Part 2
He slept late the next morning. He opened the package after breakfast. When he did, his face grew white and his hands trembled slightly. Forsythe had somehow guessed. And rubbed it in.
He looked at the small bottle closely and held it up to the light. There wasn't any such thing, of course, no matter how hard he wished there was. It was sheer quackery. A laboratory analysis would reveal a bottle of sugar water. There wasn't any doubt but what Forsythe was trying to peddle it, along with his fountain pens and carburetors. Exhibit A against the Forsythe Company, he thought.
He crossed over to the telephone stand by the window. It was raining out, a summer thunder shower where the clouds boiled black against the sky and the rain beat against the glass with a hundred hands, trying to force its way inside. A dull and gloomy day that went well with the way he felt.
He dialed Wheeler.
"Ray? How's Forsythe?"
Wheeler's voice was dry.
"_I don't know, Fred. His office is cleaned out. He's disappeared. He was gone by the time the cops got to his office last night._"

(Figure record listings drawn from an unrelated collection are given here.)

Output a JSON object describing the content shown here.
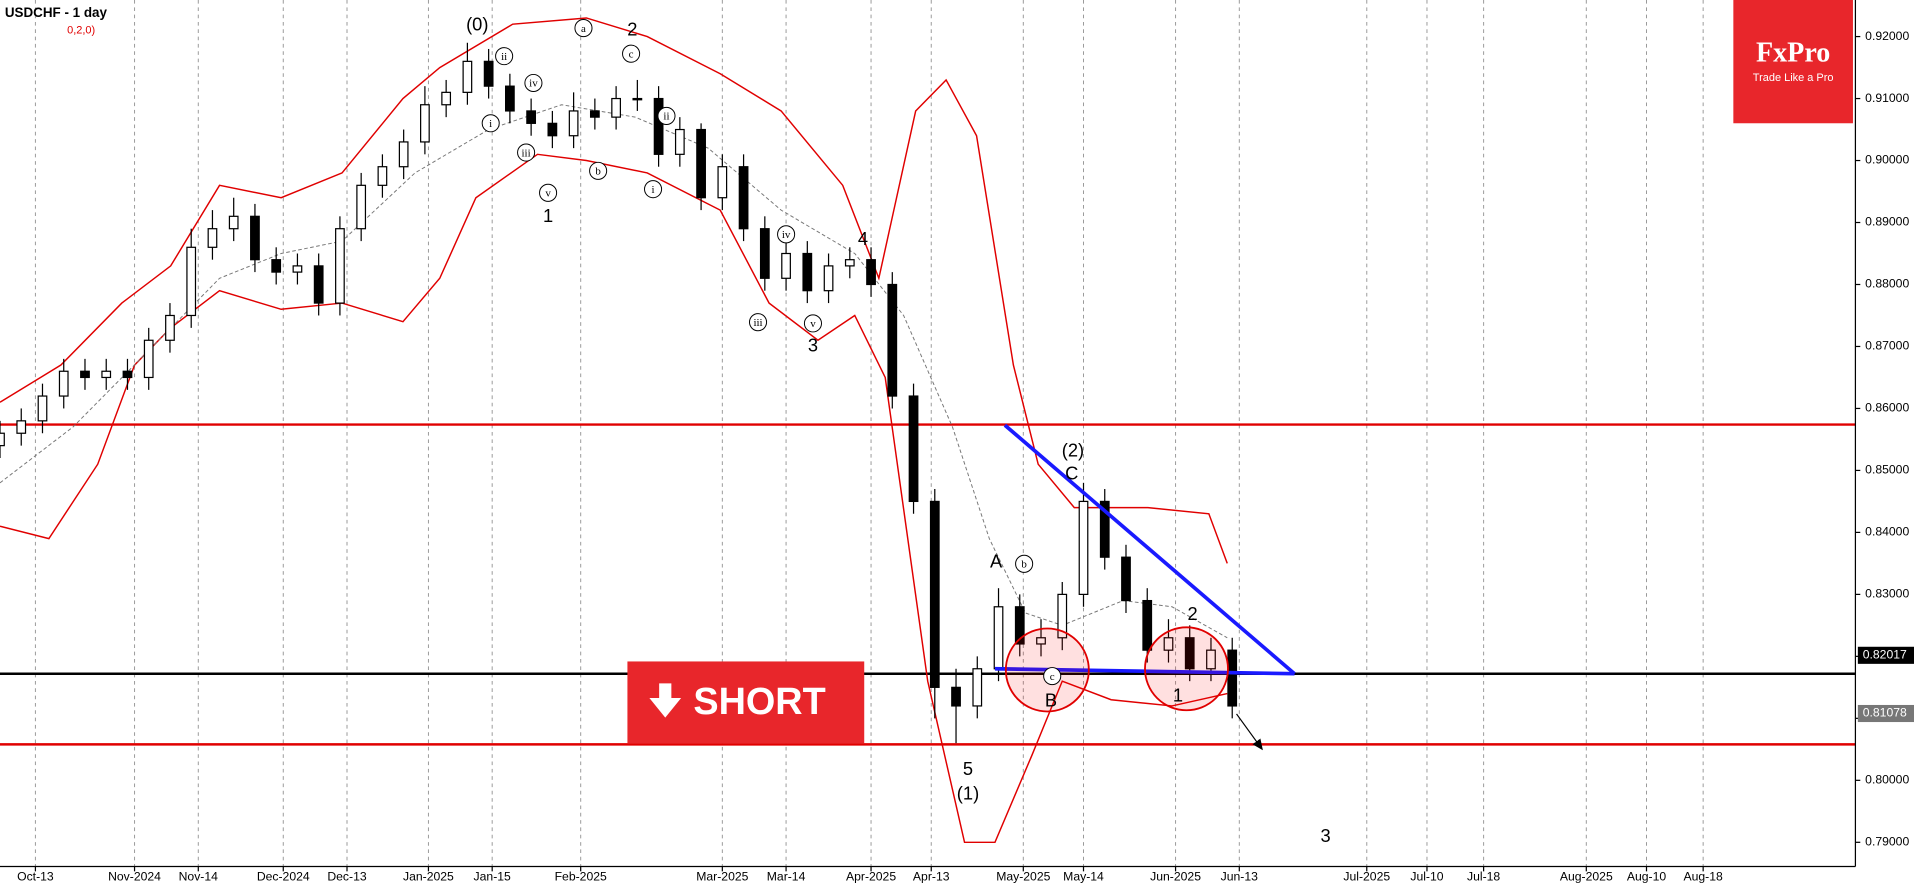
{
  "chart_data": {
    "type": "candlestick",
    "title": "USDCHF - 1 day",
    "subtitle": "0,2,0)",
    "x": [
      0,
      3,
      6,
      9,
      12,
      15,
      18,
      21,
      24,
      27,
      30,
      33,
      36,
      39,
      42,
      45,
      48,
      51,
      54,
      57,
      60,
      63,
      66,
      69,
      72,
      75,
      78,
      81,
      84,
      87,
      90,
      93,
      96,
      99,
      102,
      105,
      108,
      111,
      114,
      117,
      120,
      123,
      126,
      129,
      132,
      135,
      138,
      141,
      144,
      147,
      150,
      153,
      156,
      159,
      162,
      165,
      168,
      171,
      174
    ],
    "open": [
      0.854,
      0.856,
      0.858,
      0.862,
      0.866,
      0.865,
      0.866,
      0.865,
      0.871,
      0.875,
      0.886,
      0.889,
      0.891,
      0.884,
      0.882,
      0.883,
      0.877,
      0.889,
      0.896,
      0.899,
      0.903,
      0.909,
      0.911,
      0.916,
      0.912,
      0.908,
      0.906,
      0.904,
      0.908,
      0.907,
      0.91,
      0.91,
      0.901,
      0.905,
      0.894,
      0.899,
      0.889,
      0.881,
      0.885,
      0.879,
      0.883,
      0.884,
      0.88,
      0.862,
      0.845,
      0.815,
      0.812,
      0.818,
      0.828,
      0.822,
      0.823,
      0.83,
      0.845,
      0.836,
      0.829,
      0.821,
      0.823,
      0.818,
      0.821
    ],
    "high": [
      0.858,
      0.86,
      0.864,
      0.868,
      0.868,
      0.868,
      0.868,
      0.873,
      0.877,
      0.889,
      0.892,
      0.894,
      0.893,
      0.886,
      0.885,
      0.885,
      0.891,
      0.898,
      0.901,
      0.905,
      0.912,
      0.913,
      0.919,
      0.918,
      0.914,
      0.91,
      0.908,
      0.911,
      0.91,
      0.912,
      0.913,
      0.912,
      0.907,
      0.906,
      0.901,
      0.901,
      0.891,
      0.887,
      0.887,
      0.885,
      0.886,
      0.886,
      0.882,
      0.864,
      0.847,
      0.818,
      0.82,
      0.831,
      0.83,
      0.826,
      0.832,
      0.848,
      0.847,
      0.838,
      0.831,
      0.826,
      0.825,
      0.823,
      0.823
    ],
    "low": [
      0.852,
      0.854,
      0.856,
      0.86,
      0.863,
      0.863,
      0.863,
      0.863,
      0.869,
      0.873,
      0.884,
      0.887,
      0.882,
      0.88,
      0.88,
      0.875,
      0.875,
      0.887,
      0.894,
      0.897,
      0.901,
      0.907,
      0.909,
      0.91,
      0.906,
      0.904,
      0.902,
      0.902,
      0.905,
      0.905,
      0.908,
      0.899,
      0.899,
      0.892,
      0.892,
      0.887,
      0.879,
      0.879,
      0.877,
      0.877,
      0.881,
      0.878,
      0.86,
      0.843,
      0.81,
      0.806,
      0.81,
      0.816,
      0.82,
      0.82,
      0.821,
      0.828,
      0.834,
      0.827,
      0.819,
      0.819,
      0.816,
      0.816,
      0.81
    ],
    "close": [
      0.856,
      0.858,
      0.862,
      0.866,
      0.865,
      0.866,
      0.865,
      0.871,
      0.875,
      0.886,
      0.889,
      0.891,
      0.884,
      0.882,
      0.883,
      0.877,
      0.889,
      0.896,
      0.899,
      0.903,
      0.909,
      0.911,
      0.916,
      0.912,
      0.908,
      0.906,
      0.904,
      0.908,
      0.907,
      0.91,
      0.91,
      0.901,
      0.905,
      0.894,
      0.899,
      0.889,
      0.881,
      0.885,
      0.879,
      0.883,
      0.884,
      0.88,
      0.862,
      0.845,
      0.815,
      0.812,
      0.818,
      0.828,
      0.822,
      0.823,
      0.83,
      0.845,
      0.836,
      0.829,
      0.821,
      0.823,
      0.818,
      0.821,
      0.812
    ],
    "up_color": "#ffffff",
    "down_color": "#000000",
    "xlim": [
      0,
      262
    ],
    "xticks": [
      {
        "value": 5,
        "label": "Oct-13"
      },
      {
        "value": 19,
        "label": "Nov-2024"
      },
      {
        "value": 28,
        "label": "Nov-14"
      },
      {
        "value": 40,
        "label": "Dec-2024"
      },
      {
        "value": 49,
        "label": "Dec-13"
      },
      {
        "value": 60.5,
        "label": "Jan-2025"
      },
      {
        "value": 69.5,
        "label": "Jan-15"
      },
      {
        "value": 82,
        "label": "Feb-2025"
      },
      {
        "value": 102,
        "label": "Mar-2025"
      },
      {
        "value": 111,
        "label": "Mar-14"
      },
      {
        "value": 123,
        "label": "Apr-2025"
      },
      {
        "value": 131.5,
        "label": "Apr-13"
      },
      {
        "value": 144.5,
        "label": "May-2025"
      },
      {
        "value": 153,
        "label": "May-14"
      },
      {
        "value": 166,
        "label": "Jun-2025"
      },
      {
        "value": 175,
        "label": "Jun-13"
      },
      {
        "value": 193,
        "label": "Jul-2025"
      },
      {
        "value": 201.5,
        "label": "Jul-10"
      },
      {
        "value": 209.5,
        "label": "Jul-18"
      },
      {
        "value": 224,
        "label": "Aug-2025"
      },
      {
        "value": 232.5,
        "label": "Aug-10"
      },
      {
        "value": 240.5,
        "label": "Aug-18"
      }
    ],
    "ylim": [
      0.7861,
      0.9259
    ],
    "yticks": [
      {
        "value": 0.79,
        "label": "0.79000"
      },
      {
        "value": 0.8,
        "label": "0.80000"
      },
      {
        "value": 0.81,
        "label": "0.81000"
      },
      {
        "value": 0.82,
        "label": "0.82000"
      },
      {
        "value": 0.83,
        "label": "0.83000"
      },
      {
        "value": 0.84,
        "label": "0.84000"
      },
      {
        "value": 0.85,
        "label": "0.85000"
      },
      {
        "value": 0.86,
        "label": "0.86000"
      },
      {
        "value": 0.87,
        "label": "0.87000"
      },
      {
        "value": 0.88,
        "label": "0.88000"
      },
      {
        "value": 0.89,
        "label": "0.89000"
      },
      {
        "value": 0.9,
        "label": "0.90000"
      },
      {
        "value": 0.91,
        "label": "0.91000"
      },
      {
        "value": 0.92,
        "label": "0.92000"
      }
    ],
    "grid": true,
    "bands": [
      {
        "color": "#e00000",
        "dash": false,
        "x": [
          0,
          8.6,
          17.2,
          24.1,
          31,
          39.7,
          48.3,
          56.9,
          62.1,
          72.4,
          82.8,
          91.4,
          101.7,
          110.3,
          119,
          124.1,
          129.3,
          133.6,
          137.9,
          143.1,
          146.6,
          151.7,
          162.1,
          170.7,
          173.3
        ],
        "values": [
          0.861,
          0.867,
          0.877,
          0.883,
          0.896,
          0.894,
          0.898,
          0.91,
          0.915,
          0.922,
          0.923,
          0.92,
          0.914,
          0.908,
          0.896,
          0.881,
          0.908,
          0.913,
          0.904,
          0.867,
          0.851,
          0.844,
          0.844,
          0.843,
          0.835
        ]
      },
      {
        "color": "#e00000",
        "dash": false,
        "x": [
          0,
          6.9,
          13.8,
          19,
          24.1,
          31,
          39.7,
          48.3,
          56.9,
          62.1,
          67.2,
          75.9,
          82.8,
          91.4,
          101.7,
          108.6,
          115.5,
          120.7,
          125,
          131,
          136.2,
          140.5,
          145.7,
          150,
          156.9,
          165.5,
          173.3
        ],
        "values": [
          0.841,
          0.839,
          0.851,
          0.867,
          0.873,
          0.879,
          0.876,
          0.877,
          0.874,
          0.881,
          0.894,
          0.901,
          0.9,
          0.898,
          0.892,
          0.877,
          0.871,
          0.875,
          0.865,
          0.816,
          0.79,
          0.79,
          0.804,
          0.816,
          0.813,
          0.812,
          0.814
        ]
      },
      {
        "color": "#777777",
        "dash": true,
        "x": [
          0,
          10.3,
          20.7,
          31,
          39.7,
          48.3,
          58.6,
          69,
          79.3,
          89.7,
          100,
          110.3,
          120.7,
          127.6,
          134.5,
          139.7,
          144.8,
          150,
          158.6,
          165.5,
          173.3
        ],
        "values": [
          0.848,
          0.857,
          0.869,
          0.881,
          0.885,
          0.887,
          0.898,
          0.905,
          0.909,
          0.907,
          0.902,
          0.892,
          0.885,
          0.875,
          0.857,
          0.839,
          0.827,
          0.825,
          0.829,
          0.828,
          0.823
        ]
      }
    ],
    "levels": [
      {
        "value": 0.8574,
        "color": "#e00000"
      },
      {
        "value": 0.8172,
        "color": "#000000"
      },
      {
        "value": 0.8058,
        "color": "#e00000"
      }
    ],
    "price_labels": [
      {
        "value": 0.82017,
        "color": "#000000"
      },
      {
        "value": 0.81078,
        "color": "#777777"
      }
    ],
    "trendlines": [
      {
        "color": "#1a1aff",
        "x": [
          141.9,
          182.8
        ],
        "values": [
          0.8573,
          0.8172
        ]
      },
      {
        "color": "#1a1aff",
        "x": [
          140.5,
          182.8
        ],
        "values": [
          0.818,
          0.8172
        ]
      }
    ],
    "annotations": [
      {
        "text": "(0)",
        "circled": false
      },
      {
        "text": "a",
        "circled": true
      },
      {
        "text": "2",
        "circled": false
      },
      {
        "text": "c",
        "circled": true
      },
      {
        "text": "ii",
        "circled": true
      },
      {
        "text": "iv",
        "circled": true
      },
      {
        "text": "i",
        "circled": true
      },
      {
        "text": "iii",
        "circled": true
      },
      {
        "text": "v",
        "circled": true
      },
      {
        "text": "1",
        "circled": false
      },
      {
        "text": "b",
        "circled": true
      },
      {
        "text": "ii",
        "circled": true
      },
      {
        "text": "i",
        "circled": true
      },
      {
        "text": "iv",
        "circled": true
      },
      {
        "text": "iii",
        "circled": true
      },
      {
        "text": "v",
        "circled": true
      },
      {
        "text": "3",
        "circled": false
      },
      {
        "text": "4",
        "circled": false
      },
      {
        "text": "(2)",
        "circled": false
      },
      {
        "text": "C",
        "circled": false
      },
      {
        "text": "A",
        "circled": false
      },
      {
        "text": "b",
        "circled": true
      },
      {
        "text": "c",
        "circled": true
      },
      {
        "text": "B",
        "circled": false
      },
      {
        "text": "2",
        "circled": false
      },
      {
        "text": "1",
        "circled": false
      },
      {
        "text": "5",
        "circled": false
      },
      {
        "text": "(1)",
        "circled": false
      },
      {
        "text": "3",
        "circled": false
      }
    ],
    "signal": "SHORT"
  },
  "logo": {
    "name": "FxPro",
    "tagline": "Trade Like a Pro"
  }
}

They would have to do the leg work all over again, Manning thought slowly. But it shouldn't be hard to do. Pitchmen always stayed in the same business, even if they had to get a different tent occasionally.
"What about the carburetor?"
Wheeler laughed a little bitterly.
"_I gave it to the kid to install in the car. He did. Claimed it actually ran on water, but that's something we'll never know for sure. Kid was in an accident this morning. Nothing happened to him but the whole engine block is demolished. So's the carburetor._"
But Wheeler's son had claimed it actually worked, Manning thought chaotically. That it was the real McCoy. And Jeff at the cigar store had claimed the pens had actually worked, too.
What if it was all on the level? Oswego City, New America. There wasn't any such place. Not yet, there wasn't. But sometime in the future? And what better way of merchandising than selling goods at different times in history, goods that fit right in with the times? You wouldn't want to flood the market, of course, but you could make a tidy profit. In money? Hell no. Hadn't the building agent said Forsythe was an antique dealer?
Stoves, refrigerators, sports cars. In some future age they would be valuable as ... antiques. Forsythe said he had been a huckster all his life. Where? And when? Maybe hucksters like Forsythe had peddled stainless steel swords and shields to the Roman legions. And maybe a huckster had stopped by to see Gutenberg about a small matter of printing paper....
And in his own age, hidden among all the ads for quack remedies and miraculous gadgets, there were a few ads that were genuine. Some people probably had carburetors that ran on water and some office workers pens that never wore out and maybe some high school girl used a lipstick that was going to last her the rest of her life.
And a time machine would explain where Forsythe got the carburetors and other goods without having them delivered through the streets, and it explained how he got rid of the stoves and refrigerators and goods that came into his office.
Manning suddenly wished that Forsythe hadn't taken off. The man had something now that would be a sure fire sale. And people needed it desperately, far more than they needed gadgets or carburetors or pens or hairbrushes.
Wheeler's voice was buzzing on the phone.
"_What do we do with the case now, Fred?_"
Manning glanced out the window again. It was a beautiful day, the clouds were black velvet and the rain drops were diamonds.
He looked down at the small vial in his hand. The label read: _Forsythe's Cancer Cure_.
The real McCoy.
Manning lifted the phone and spoke into it.
"We don't have a case any more, Ray." He paused, then said: "I just swallowed Exhibit A."